En espaces de crochets

par Ileana Cornea

Article paru dans Artension n°134 – novembre 2015 (p 46-47)

Pratiquer, répéter, mémoriser, Ana Pérez Ventura est pianiste et peintre : « Les deux disciplines sont compatibles, on peut les affronter en même temps » dit-elle. Dans ses oeuvres la musique donne l’impulsion, la peinture expérimente visuellement le passage du temps.

 

Plusieurs artistes ont tenté de trouver des équivalences entre la musique et la peinture, au nom de ce que l’on désigne par la synesthésie.
Le grand musicien russe M. Moussorgski a composé Tableaux d’une exposition. W. Kandinsky a associé les couleurs aux sons dans son livre Du Spirituel dans l’art.
A. Pérez Ventura relève ce défi au pied de la lettre : Elle peint comme elle joue du piano. Plus précisément, comme elle s’y prépare. Ainsi naissent ses Études.
Son poignet est souple, tout comme pour mener à bien son exercice sur le clavier. En haut de la toile, d’un geste circulaire elle organise des traces qu’elle reproduit en boucle. Au fur et à mesure, elle descend, et leur périmètre devient plus ample, son geste circulaire plus appuyé encore, il gagne en assurance. Elle change de couleur et elle recommence. Les mêmes légato se superposent, dacapo al fine, de haut en bas, elle recommence des dizaines et des dizaines de fois.

Ascétisme et subjectivité

Elle retourne la toile et continue à répéter le même mouvement. Les traces s’enchevêtrent selon un rythme lent et régulier. La toile grésille. Les traits sur les traits brouillent les pistes. Ils s’épaississent et deviennent matière et la matière devient peinture. Toute l’organisation interne des Études est envisagée par cet entraînement qui matérialise le temps.
En 2004, elle se livre à une expérience éprouvante: Pendant une semaine, à raison d’une heure par jour, elle compte à voix haute et en même temps elle trace par écrit la succession du temps à partir du chiffre 1. Dès lors chaque heure aboutit à un chiffre différent car la durée subjective du temps, le temps vécu selon le rythme interne de l’interprète échappe au temps artificiel objectivé par la montre.
L’oeuvre intitulée Sans titre 60mn, 14. 06-2004 — 20. 06.2004 est présentée avec un support audio et un livret. La démarche d’ Ana Pérez Ventura n’est pas éloignée de l’approche philosophique de la peinture réalisée par Roman Opalka. Pour cet artiste polonais le temps est « une unité en expasion ». le fini et l’infini se joignent. Sur ses toiles les chiffres blancs sur fond blanc palissent imperceptiblement et tendent vers la dématérialisation.

Nuance et ambiguïté

En revanche, Ana Pérez Ventura pour ce qu’elle appelle « l’enregistrement subjectif de la continuité vécue du temps », est absorbée par la trame chromatique.
Entre ses nuances et ses couches successives, tissages ou écritures, les toiles affirment leur ambiguïté. Lépaisseur de son savant palimpseste laisse échapper une respiration intérieure qui leur ouvre d’autres perspectives.
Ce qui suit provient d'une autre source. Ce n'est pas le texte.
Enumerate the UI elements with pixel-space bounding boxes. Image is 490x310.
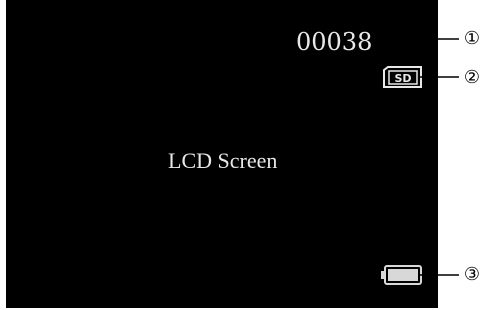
callout-2: ② <box>463 67 481 88</box>
callout-1: ① <box>463 28 481 49</box>
callout-leader-lines <box>378 38 459 276</box>
callout-3: ③ <box>463 264 481 285</box>
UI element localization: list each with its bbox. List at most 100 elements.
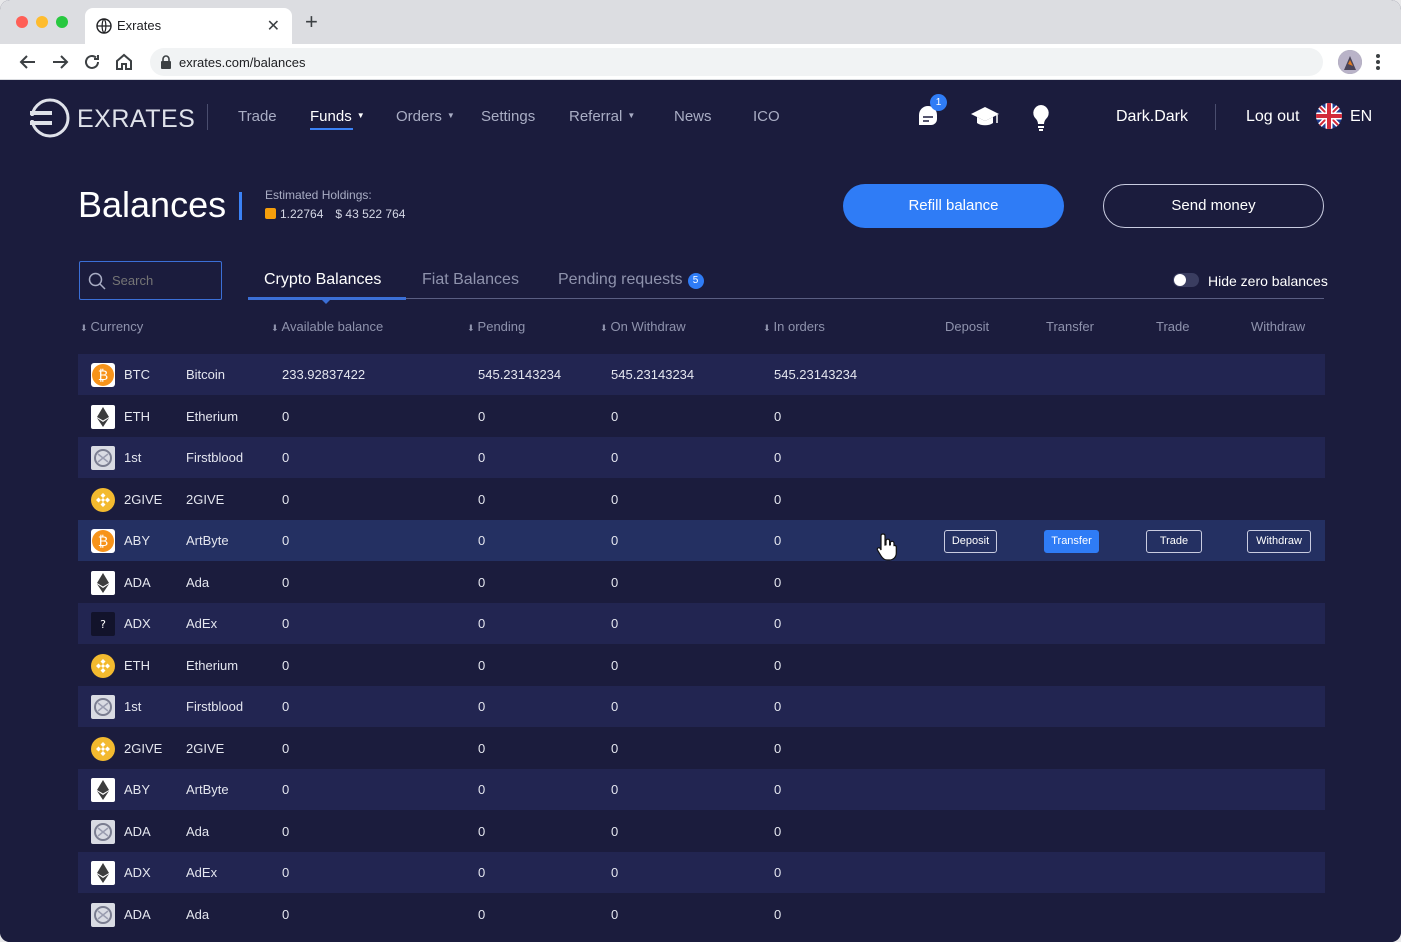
send-money-button[interactable]: Send money	[1103, 184, 1324, 228]
table-row[interactable]: 1st Firstblood 0 0 0 0	[78, 686, 1325, 727]
on-withdraw-value: 0	[611, 616, 619, 631]
tab-fiat-balances[interactable]: Fiat Balances	[422, 271, 519, 289]
col-trade: Trade	[1156, 319, 1190, 334]
search-input[interactable]	[112, 273, 212, 288]
ethereum-icon	[91, 404, 115, 429]
pending-value: 0	[478, 450, 486, 465]
estimated-holdings-label: Estimated Holdings:	[265, 188, 372, 202]
new-tab-icon[interactable]: +	[305, 11, 318, 33]
table-row[interactable]: ₿ BTC Bitcoin 233.92837422 545.23143234 …	[78, 354, 1325, 395]
graduation-cap-icon[interactable]	[970, 106, 1000, 128]
username[interactable]: Dark.Dark	[1116, 108, 1188, 126]
nav-referral[interactable]: Referral ▼	[569, 108, 635, 125]
col-on-withdraw[interactable]: ⬇ On Withdraw	[600, 319, 686, 334]
tab-crypto-balances[interactable]: Crypto Balances	[264, 271, 381, 289]
table-row[interactable]: ETH Etherium 0 0 0 0	[78, 645, 1325, 686]
table-row[interactable]: ADA Ada 0 0 0 0	[78, 562, 1325, 603]
on-withdraw-value: 0	[611, 740, 619, 756]
tab-pending-requests[interactable]: Pending requests 5	[558, 271, 704, 289]
currency-name: 2GIVE	[186, 740, 225, 756]
currency-name: ArtByte	[186, 533, 229, 548]
available-balance: 0	[282, 906, 290, 922]
table-row[interactable]: ETH Etherium 0 0 0 0	[78, 396, 1325, 437]
search-box[interactable]	[79, 261, 222, 300]
col-available[interactable]: ⬇ Available balance	[271, 319, 383, 334]
pending-count-badge: 5	[687, 273, 704, 289]
close-tab-icon[interactable]: ✕	[267, 16, 280, 36]
table-row[interactable]: 1st Firstblood 0 0 0 0	[78, 437, 1325, 478]
currency-code: ADX	[124, 616, 151, 631]
table-row[interactable]: ? ADX AdEx 0 0 0 0	[78, 603, 1325, 644]
currency-name: Firstblood	[186, 450, 244, 465]
on-withdraw-value: 0	[611, 574, 619, 590]
exrates-logo[interactable]: EXRATES	[30, 98, 195, 138]
uk-flag-icon[interactable]	[1316, 103, 1342, 129]
browser-toolbar: exrates.com/balances	[0, 44, 1401, 80]
nav-trade[interactable]: Trade	[238, 108, 277, 125]
svg-text:₿: ₿	[98, 534, 108, 550]
minimize-window-button[interactable]	[36, 16, 48, 28]
bitcoin-icon: ₿	[91, 529, 115, 553]
on-withdraw-value: 0	[611, 533, 619, 548]
address-bar[interactable]: exrates.com/balances	[150, 48, 1323, 76]
currency-code: 2GIVE	[124, 740, 163, 756]
table-row[interactable]: 2GIVE 2GIVE 0 0 0 0	[78, 728, 1325, 769]
currency-name: Ada	[186, 823, 210, 839]
table-row[interactable]: ADA Ada 0 0 0 0	[78, 894, 1325, 935]
browser-tab[interactable]: Exrates ✕	[85, 8, 292, 44]
available-balance: 0	[282, 657, 290, 673]
transfer-button[interactable]: Transfer	[1044, 530, 1099, 553]
language-selector[interactable]: EN	[1350, 108, 1372, 126]
browser-menu-icon[interactable]	[1374, 52, 1382, 72]
in-orders-value: 0	[774, 408, 782, 424]
on-withdraw-value: 0	[611, 699, 619, 714]
browser-tab-title: Exrates	[117, 18, 162, 33]
refill-balance-button[interactable]: Refill balance	[843, 184, 1064, 228]
on-withdraw-value: 0	[611, 657, 619, 673]
col-in-orders[interactable]: ⬇ In orders	[763, 319, 825, 334]
col-deposit: Deposit	[945, 319, 990, 334]
deposit-button[interactable]: Deposit	[944, 530, 997, 553]
col-withdraw: Withdraw	[1251, 319, 1306, 334]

Entre les lignes comme entre des crochets, comme sur des portées, s’opère le miracle d’une véritable fête pour les yeux. On croit voire l’étendue d’un paysage (Étude nº 177) et les tréfonds de la mer (Étude nº 174).

Tout est ici en mouvement. Les couleurs rentrent en résonnance comme dans un canon sonore, poussées par la force giratoire qui les constitue de l’intérieur. La musique est invisible, alors dans la peinture les tons bercent le temps et le murmure pour plaire à la vue.